Hacker News new | ask | show | jobs
by casion 1009 days ago
To give a shallow overview, transducers allow you to define steps in collection processing _per item_ rather than having collection processing as a series of transformations of collections.

So rather than processing the collection, passing it to the next function that processes the collection, passing it to the next... etc.. consuming all the CPU and memory that involves, you can define steps that are applied for each item in the collection thereby having the iteration through the collection happen once.

These steps (transducers) are also composable and reusable.

I suspect you know this, consider this a basic explanation for other people reading.

3 comments

That seems like insufficient magic for the respect that transducers seem to have.

What you've written is just the Haskell list monad or Java8 Stream.flatmap.

> That seems like insufficient magic for the respect that transducers seem to have.

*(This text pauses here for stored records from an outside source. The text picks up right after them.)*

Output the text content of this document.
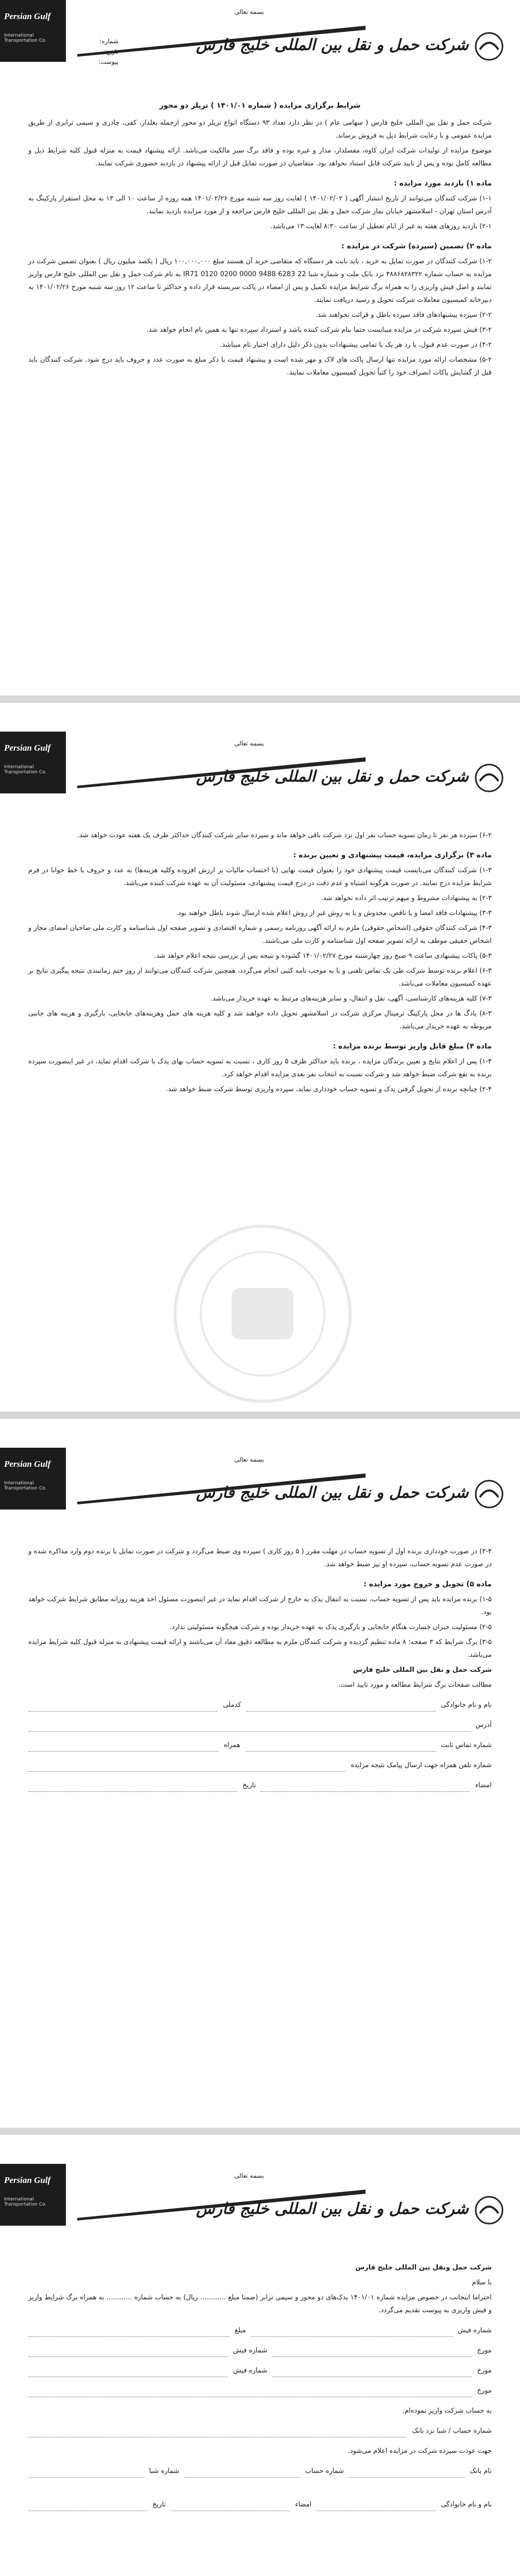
Persian Gulf
International Transportation Co.
بسمه تعالی
شماره:
تاریخ:
پیوست:
شرکت حمل و نقل بین المللی خلیج فارس
شرایط برگزاری مزایده ( شماره ۱۴۰۱/۰۱ ) تریلر دو محور

شرکت حمل و نقل بین المللی خلیج فارس ( سهامی عام ) در نظر دارد تعداد ۹۳ دستگاه انواع تریلر دو محور ازجمله بغلدار، کفی، چادری و سیمی ترابری از طریق مزایده عمومی و با رعایت شرایط ذیل به فروش برساند.

موضوع مزایده از تولیدات شرکت ایران کاوه، مفصلدار، مدار و غیره بوده و فاقد برگ سبز مالکیت می‌باشد. ارائه پیشنهاد قیمت به منزله قبول کلیه شرایط ذیل و مطالعه کامل بوده و پس از تایید شرکت قابل استناد نخواهد بود. متقاضیان در صورت تمایل قبل از ارائه پیشنهاد در بازدید حضوری شرکت نمایند.

ماده ۱) بازدید مورد مزایده :

۱-۱) شرکت کنندگان می‌توانند از تاریخ انتشار آگهی ( ۱۴۰۱/۰۲/۰۲ ) لغایت روز سه شنبه مورخ ۱۴۰۱/۰۲/۲۶ همه روزه از ساعت ۱۰ الی ۱۳ به محل استقرار پارکینگ به آدرس استان تهران - اسلامشهر خیابان نماز شرکت حمل و نقل بین المللی خلیج فارس مراجعه و از مورد مزایده بازدید نمایند.

۲-۱) بازدید روزهای هفته به غیر از ایام تعطیل از ساعت ۸:۳۰ لغایت ۱۳ می‌باشد.

ماده ۲) تضمین (سپرده) شرکت در مزایده :

۱-۲) شرکت کنندگان در صورت تمایل به خرید ، باید بابت هر دستگاه که متقاضی خرید آن هستند مبلغ ۱۰۰,۰۰۰,۰۰۰ ریال ( یکصد میلیون ریال ) بعنوان تضمین شرکت در مزایده به حساب شماره ۴۸۸۶۸۲۸۳۲۲ نزد بانک ملت و شماره شبا IR71 0120 0200 0000 9488 6283 22 به نام شرکت حمل و نقل بین المللی خلیج فارس واریز نمایند و اصل فیش واریزی را به همراه برگ شرایط مزایده تکمیل و پس از امضاء در پاکت سربسته قرار داده و حداکثر تا ساعت ۱۲ روز سه شنبه مورخ ۱۴۰۱/۰۲/۲۶ به دبیرخانه کمیسیون معاملات شرکت تحویل و رسید دریافت نمایند.

۲-۲) سپرده پیشنهادهای فاقد سپرده باطل و قرائت نخواهند شد.

۳-۲) فیش سپرده شرکت در مزایده میبایست حتما بنام شرکت کننده باشد و استرداد سپرده تنها به همین نام انجام خواهد شد.

۴-۲) در صورت عدم قبول، یا رد هر یک یا تمامی پیشنهادات بدون ذکر دلیل دارای اختیار تام میباشد.

۵-۲) مشخصات ارائه مورد مزایده تنها ارسال پاکت های لاک و مهر شده است و پیشنهاد قیمت با ذکر مبلغ به صورت عدد و حروف باید درج شود. شرکت کنندگان باید قبل از گشایش پاکات انصراف خود را کتباً تحویل کمیسیون معاملات نمایند.

Persian Gulf
International Transportation Co.
بسمه تعالی
شرکت حمل و نقل بین المللی خلیج فارس

۶-۲) سپرده هر نفر تا زمان تسویه حساب نفر اول نزد شرکت باقی خواهد ماند و سپرده سایر شرکت کنندگان حداکثر ظرف یک هفته عودت خواهد شد.

ماده ۳) برگزاری مزایده، قیمت پیشنهادی و تعیین برنده :

۱-۳) شرکت کنندگان می‌بایست قیمت پیشنهادی خود را بعنوان قیمت نهایی (با احتساب مالیات بر ارزش افزوده وکلیه هزینه‌ها) به عدد و حروف با خط خوانا در فرم شرایط مزایده درج نمایند. در صورت هرگونه اشتباه و عدم دقت در درج قیمت پیشنهادی، مسئولیت آن به عهده شرکت کننده می‌باشد.

۲-۳) به پیشنهادات مشروط و مبهم ترتیب اثر داده نخواهد شد.

۳-۳) پیشنهادات فاقد امضا و یا ناقص، مخدوش و یا به روش غیر از روش اعلام شده ارسال شوند باطل خواهند بود.

۴-۳) شرکت کنندگان حقوقی (اشخاص حقوقی) ملزم به ارائه آگهی روزنامه رسمی و شماره اقتصادی و تصویر صفحه اول شناسنامه و کارت ملی صاحبان امضای مجاز و اشخاص حقیقی موظف به ارائه تصویر صفحه اول شناسنامه و کارت ملی می‌باشند.

۵-۳) پاکات پیشنهادی ساعت ۹ صبح روز چهارشنبه مورخ ۱۴۰۱/۰۲/۲۷ گشوده و نتیجه پس از بررسی نتیجه اعلام خواهد شد.

۶-۳) اعلام برنده توسط شرکت طی یک تماس تلفنی و یا به موجب نامه کتبی انجام می‌گردد، همچنین شرکت کنندگان می‌توانند از روز ختم زمانبندی نتیجه پیگیری نتایج بر عهده کمیسیون معاملات می‌باشد.

۷-۳) کلیه هزینه‌های کارشناسی، آگهی، نقل و انتقال، و سایر هزینه‌های مرتبط به عهده خریدار می‌باشد.

۸-۳) یادگ ها در محل پارکینگ ترمینال مرکزی شرکت در اسلامشهر تحویل داده خواهند شد و کلیه هزینه های حمل وهزینه‌های جابجایی، بارگیری و هزینه های جانبی مربوطه به عهده خریدار می‌باشد.

ماده ۴) مبلغ قابل واریز توسط برنده مزایده :

۱-۴) پس از اعلام نتایج و تعیین برندگان مزایده ، برنده باید حداکثر ظرف ۵ روز کاری ، نسبت به تسویه حساب بهای یدک با شرکت اقدام نماید، در غیر اینصورت سپرده برنده به نفع شرکت ضبط خواهد شد و شرکت نسبت به انتخاب نفر بعدی مزایده اقدام خواهد کرد.

۲-۴) چنانچه برنده از تحویل گرفتن یدک و تسویه حساب خودداری نماید، سپرده واریزی توسط شرکت ضبط خواهد شد.

Persian Gulf
International Transportation Co.
بسمه تعالی
شرکت حمل و نقل بین المللی خلیج فارس

۳-۴) در صورت خودداری برنده اول از تسویه حساب در مهلت مقرر ( ۵ روز کاری ) سپرده وی ضبط می‌گردد و شرکت در صورت تمایل با برنده دوم وارد مذاکره شده و در صورت عدم تسویه حساب، سپرده او نیز ضبط خواهد شد.

ماده ۵) تحویل و خروج مورد مزایده :

۱-۵) برنده مزایده باید پس از تسویه حساب، نسبت به انتقال یدک به خارج از شرکت اقدام نماید در غیر اینصورت مسئول اخذ هزینه روزانه مطابق شرایط شرکت خواهد بود.

۲-۵) مسئولیت جبران خسارت هنگام جابجایی و بارگیری یدک به عهده خریدار بوده و شرکت هیچگونه مسئولیتی ندارد.

۳-۵) برگ شرایط که ۳ صفحه؛ ۸ ماده تنظیم گردیده و شرکت کنندگان ملزم به مطالعه دقیق مفاد آن می‌باشند و ارائه قیمت پیشنهادی به منزله قبول کلیه شرایط مزایده می‌باشد.

شرکت حمل و نقل بین المللی خلیج فارس

مطالب صفحات برگ شرایط مطالعه و مورد تایید است.

نام و نام خانوادگی
کدملی
آدرس
شماره تماس ثابت
همراه
شماره تلفن همراه جهت ارسال پیامک نتیجه مزایده
امضاء
تاریخ
Persian Gulf
International Transportation Co.
بسمه تعالی
شرکت حمل و نقل بین المللی خلیج فارس

شرکت حمل ونقل بین المللی خلیج فارس

با سلام

احتراما اینجانب در خصوص مزایده شماره ۱۴۰۱/۰۱ یدک‌های دو محور و سیمی ترابر (ضمنا مبلغ ............ ریال) به حساب شماره ............ به همراه برگ شرایط واریز و فیش واریزی به پیوست تقدیم می‌گردد.

شماره فیش
مبلغ
مورخ
شماره فیش
مورخ
شماره فیش
مورخ

به حساب شرکت واریز نموده‌ام.

شماره حساب / شبا نزد بانک

جهت عودت سپرده شرکت در مزایده اعلام می‌شود.

نام بانک
شماره حساب
شماره شبا
نام و نام خانوادگی
امضاء
تاریخ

This is 100% correct. It's amazing how over hyped they are.

If you have ever used C#'s LINQ you are using transducers. The fact that LINQ works item at a time instead of collection at a time is all that's being discussed. That if you say take the first two in a 1,000,000 long collection LINQ will only enumerate the first 2 items and not all 1,000,000 is the other behavior. And the way to do this is by composing operations using a "." operator into a "query" to run.

C# had had this since 2007. It doesn't require a fancy name, it doesn't require streams, it doesn't require "thought pieces" every few months for over a decade for people to "master thinking in linq". Just sequence your operations and get back to coding.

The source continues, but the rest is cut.